Can any one give me a good idea for a 38 gallon tank? I currently have malawi mbuna in it but the aggression is high. I'll list what freshwater fish I'm keeping now to give you an idea of my tastes and maybe a starting point.
4 demasoni
1 yellow lab
1 unknown peacock pair
1 acei
3 afra
I'm not set on any one species or type of fish but this tank is in my living room so I'd like something very showy. Thanks......xltom[/img]


----------



## Joea (May 25, 2004)

Your best bet would be to add another 10 _Ps. demasoni_ and another three or four _L. caeruleus_ (Yellow Lab) and remove the rest.

_Ps. demasoni_ are best in groups of 12 or more and four likely won't stay four for long. The peacocks will not fare well with the more boisterous mbuna and shouldn't be kept in a pair anyway as the male may harass the female to the point of death. The _Ps_. sp. "acei" and _Cy. afra_ are simply the "odd men out".


----------



## xltom (Mar 21, 2008)

Joea,
Can I keep demasoni/labs in a 3ft tank? They are large. I haven't had much success adding smaller specimens. Thanks


----------



## Joea (May 25, 2004)

I have about 20 in mine. _Ps. demasoni_ aren't large, they're a dwarf mbuna and dominant males shouldn't get much more than 4 inches. They also aren't overly territorial and don't get fiercely protective of their area. _L. caeruleus_ shouldn't really get any larger than 5 inches.


----------



## xltom (Mar 21, 2008)

Joea,
I checked out your tank. Very encouraging. Could you tell me how long they have been in there? Have you had many losses. How often do you rearrange the rockwork? Thanks.......xltom


----------



## Joea (May 25, 2004)

I've had that setup for almost three years. I've had a couple of jumpers and one male that I found belly up about a year ago, I'm not sure why. The rest have been fine. They breed regularly and I rearrange the rock work anytime I want to remove a holding female. The picture in that profile is quite old and there is a lot more rock work in the tank now.


----------



## xltom (Mar 21, 2008)

Do you think I should keep the adults I have or start from scratch? Could you send me a private message with a good source for stock? Thanks for your help, I was about to scrap the tank and switch to SW....xltom


----------



## Joea (May 25, 2004)

As long as you don't add very small fry, anything over an inch should do fine with the adults. Add them all at once, the large group makes it nearly impossible for dominant fish to chase and catch smaller fish. I've never had any problems adding 1 inch juveniles to a tank with 4 inch adults.
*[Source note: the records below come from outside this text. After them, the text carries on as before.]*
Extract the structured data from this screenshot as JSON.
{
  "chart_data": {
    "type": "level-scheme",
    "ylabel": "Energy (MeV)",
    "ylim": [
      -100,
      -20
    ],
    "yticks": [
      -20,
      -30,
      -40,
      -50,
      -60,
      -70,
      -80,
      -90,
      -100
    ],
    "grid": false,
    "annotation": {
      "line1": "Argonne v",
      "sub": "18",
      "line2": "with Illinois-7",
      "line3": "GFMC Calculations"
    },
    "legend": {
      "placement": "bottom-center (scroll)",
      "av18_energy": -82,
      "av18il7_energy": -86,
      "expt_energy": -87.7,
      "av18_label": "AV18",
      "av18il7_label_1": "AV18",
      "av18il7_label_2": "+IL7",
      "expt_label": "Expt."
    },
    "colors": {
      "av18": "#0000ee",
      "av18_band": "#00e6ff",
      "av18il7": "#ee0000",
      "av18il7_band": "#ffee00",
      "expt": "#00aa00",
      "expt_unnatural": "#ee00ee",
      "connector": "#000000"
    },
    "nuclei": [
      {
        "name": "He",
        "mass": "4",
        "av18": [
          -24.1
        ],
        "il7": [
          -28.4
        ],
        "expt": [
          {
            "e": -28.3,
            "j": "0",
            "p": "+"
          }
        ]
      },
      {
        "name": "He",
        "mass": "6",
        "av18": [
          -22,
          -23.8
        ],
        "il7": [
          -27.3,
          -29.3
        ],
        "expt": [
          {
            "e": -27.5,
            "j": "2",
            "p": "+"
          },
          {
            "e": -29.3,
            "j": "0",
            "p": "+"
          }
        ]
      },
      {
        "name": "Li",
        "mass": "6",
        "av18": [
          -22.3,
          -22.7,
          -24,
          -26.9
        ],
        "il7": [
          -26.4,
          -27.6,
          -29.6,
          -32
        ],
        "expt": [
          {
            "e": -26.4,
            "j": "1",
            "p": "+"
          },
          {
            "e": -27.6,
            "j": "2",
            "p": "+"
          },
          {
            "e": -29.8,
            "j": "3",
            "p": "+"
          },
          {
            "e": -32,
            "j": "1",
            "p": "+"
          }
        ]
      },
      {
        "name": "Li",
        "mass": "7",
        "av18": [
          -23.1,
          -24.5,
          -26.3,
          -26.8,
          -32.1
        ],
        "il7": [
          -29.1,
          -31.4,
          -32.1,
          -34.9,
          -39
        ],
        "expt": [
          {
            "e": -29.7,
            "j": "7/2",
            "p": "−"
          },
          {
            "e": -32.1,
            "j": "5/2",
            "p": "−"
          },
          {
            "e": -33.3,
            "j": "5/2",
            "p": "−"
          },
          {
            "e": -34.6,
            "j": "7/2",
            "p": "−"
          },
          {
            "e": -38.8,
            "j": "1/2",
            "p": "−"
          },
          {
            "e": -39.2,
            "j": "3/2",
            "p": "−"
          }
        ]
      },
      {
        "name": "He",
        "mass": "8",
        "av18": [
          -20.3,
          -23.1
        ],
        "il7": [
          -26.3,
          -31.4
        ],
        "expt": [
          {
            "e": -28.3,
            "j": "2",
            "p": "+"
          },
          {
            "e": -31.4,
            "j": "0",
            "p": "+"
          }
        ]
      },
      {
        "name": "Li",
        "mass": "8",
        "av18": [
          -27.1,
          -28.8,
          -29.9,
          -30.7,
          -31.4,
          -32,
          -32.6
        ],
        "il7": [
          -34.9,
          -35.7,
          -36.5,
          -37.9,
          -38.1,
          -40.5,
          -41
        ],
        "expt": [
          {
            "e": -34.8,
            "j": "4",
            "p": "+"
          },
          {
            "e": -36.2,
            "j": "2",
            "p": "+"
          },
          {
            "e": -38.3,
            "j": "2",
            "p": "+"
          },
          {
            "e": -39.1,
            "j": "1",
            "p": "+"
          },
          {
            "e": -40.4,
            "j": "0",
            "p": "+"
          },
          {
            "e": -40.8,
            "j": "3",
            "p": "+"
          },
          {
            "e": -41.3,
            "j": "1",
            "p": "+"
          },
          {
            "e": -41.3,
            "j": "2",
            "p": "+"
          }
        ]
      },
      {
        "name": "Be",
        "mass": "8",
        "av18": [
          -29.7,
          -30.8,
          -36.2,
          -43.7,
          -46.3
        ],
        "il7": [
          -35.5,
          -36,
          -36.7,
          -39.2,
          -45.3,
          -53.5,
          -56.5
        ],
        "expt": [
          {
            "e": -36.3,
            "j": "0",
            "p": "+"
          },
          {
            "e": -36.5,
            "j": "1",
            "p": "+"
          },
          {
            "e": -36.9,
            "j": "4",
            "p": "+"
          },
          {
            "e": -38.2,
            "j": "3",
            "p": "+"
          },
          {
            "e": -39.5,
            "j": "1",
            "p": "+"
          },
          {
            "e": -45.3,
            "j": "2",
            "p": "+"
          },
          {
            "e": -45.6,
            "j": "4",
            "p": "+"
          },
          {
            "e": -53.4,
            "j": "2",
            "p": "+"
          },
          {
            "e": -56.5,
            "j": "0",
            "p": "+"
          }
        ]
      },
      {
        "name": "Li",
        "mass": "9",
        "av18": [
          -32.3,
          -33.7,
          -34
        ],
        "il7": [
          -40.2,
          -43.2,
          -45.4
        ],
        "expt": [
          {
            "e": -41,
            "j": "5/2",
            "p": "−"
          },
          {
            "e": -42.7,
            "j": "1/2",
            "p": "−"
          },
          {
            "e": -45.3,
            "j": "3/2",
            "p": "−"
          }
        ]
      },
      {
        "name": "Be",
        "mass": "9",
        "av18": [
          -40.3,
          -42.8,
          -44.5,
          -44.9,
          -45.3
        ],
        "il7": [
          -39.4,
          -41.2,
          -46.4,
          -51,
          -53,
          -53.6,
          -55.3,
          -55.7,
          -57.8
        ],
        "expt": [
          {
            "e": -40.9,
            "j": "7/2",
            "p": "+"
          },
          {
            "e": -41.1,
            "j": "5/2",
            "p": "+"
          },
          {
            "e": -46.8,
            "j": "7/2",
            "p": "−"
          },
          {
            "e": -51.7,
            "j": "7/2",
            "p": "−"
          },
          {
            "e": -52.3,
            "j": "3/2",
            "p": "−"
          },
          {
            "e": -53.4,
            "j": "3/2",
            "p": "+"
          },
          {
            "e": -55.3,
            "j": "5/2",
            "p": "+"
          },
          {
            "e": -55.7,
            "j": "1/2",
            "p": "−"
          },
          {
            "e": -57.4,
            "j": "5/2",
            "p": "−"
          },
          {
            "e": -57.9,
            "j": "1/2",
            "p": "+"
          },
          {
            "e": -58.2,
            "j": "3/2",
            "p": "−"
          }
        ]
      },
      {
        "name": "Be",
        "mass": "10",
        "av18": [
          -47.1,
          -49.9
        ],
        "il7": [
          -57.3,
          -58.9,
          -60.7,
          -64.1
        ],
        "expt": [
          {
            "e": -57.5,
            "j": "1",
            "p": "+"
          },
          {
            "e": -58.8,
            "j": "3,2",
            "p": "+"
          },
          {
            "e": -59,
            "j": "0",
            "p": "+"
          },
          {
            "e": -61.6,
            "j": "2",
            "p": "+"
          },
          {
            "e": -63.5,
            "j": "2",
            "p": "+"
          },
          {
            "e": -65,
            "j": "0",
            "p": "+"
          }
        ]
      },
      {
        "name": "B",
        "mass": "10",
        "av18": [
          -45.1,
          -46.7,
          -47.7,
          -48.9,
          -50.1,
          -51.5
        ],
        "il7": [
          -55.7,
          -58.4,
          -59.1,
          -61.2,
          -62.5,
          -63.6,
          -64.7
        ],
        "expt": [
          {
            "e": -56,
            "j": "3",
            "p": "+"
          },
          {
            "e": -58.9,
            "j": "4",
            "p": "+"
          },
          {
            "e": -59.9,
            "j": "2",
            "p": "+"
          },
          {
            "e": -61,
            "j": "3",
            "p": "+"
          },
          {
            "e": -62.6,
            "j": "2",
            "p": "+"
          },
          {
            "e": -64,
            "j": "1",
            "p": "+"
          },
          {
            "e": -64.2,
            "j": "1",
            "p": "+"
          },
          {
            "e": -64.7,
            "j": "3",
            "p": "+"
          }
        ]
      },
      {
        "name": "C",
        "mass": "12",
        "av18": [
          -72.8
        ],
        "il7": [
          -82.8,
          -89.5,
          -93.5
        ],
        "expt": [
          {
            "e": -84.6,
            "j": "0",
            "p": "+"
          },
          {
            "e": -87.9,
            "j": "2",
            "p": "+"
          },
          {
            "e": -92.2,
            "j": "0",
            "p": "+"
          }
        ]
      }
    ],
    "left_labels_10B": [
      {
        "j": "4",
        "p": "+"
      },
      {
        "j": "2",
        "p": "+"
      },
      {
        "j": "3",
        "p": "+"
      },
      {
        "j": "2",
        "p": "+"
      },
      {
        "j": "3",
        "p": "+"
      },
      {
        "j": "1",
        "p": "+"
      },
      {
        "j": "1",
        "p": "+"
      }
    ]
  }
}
As for stock, I wouldn't know of anyone in your area but there are several online sources that are sponsors. I would recommend any of them as they all have good reviews.

You can check out their links here.

http://www.cichlid-forum.com/links.php


----------



## xltom (Mar 21, 2008)

Joea,
A lot has changed since my last post on this thread! I bit the bullit and bought a 75 gallon. Today I bought 15 1 inch Demasoni allegidly procured by my local LFS from the man himself "Demason" in Florida. I guess we'll see if they really can make it with the big boys! I'm a little worried they might fit in the peacocks mouth but at the first sign of trouble I'll move all the juvie demasons to the 38 gallon to grow a little more. It's up and running with some convict fry in it. I'll just use them as feeders some where else. Think I should remove the peacock now?.......


----------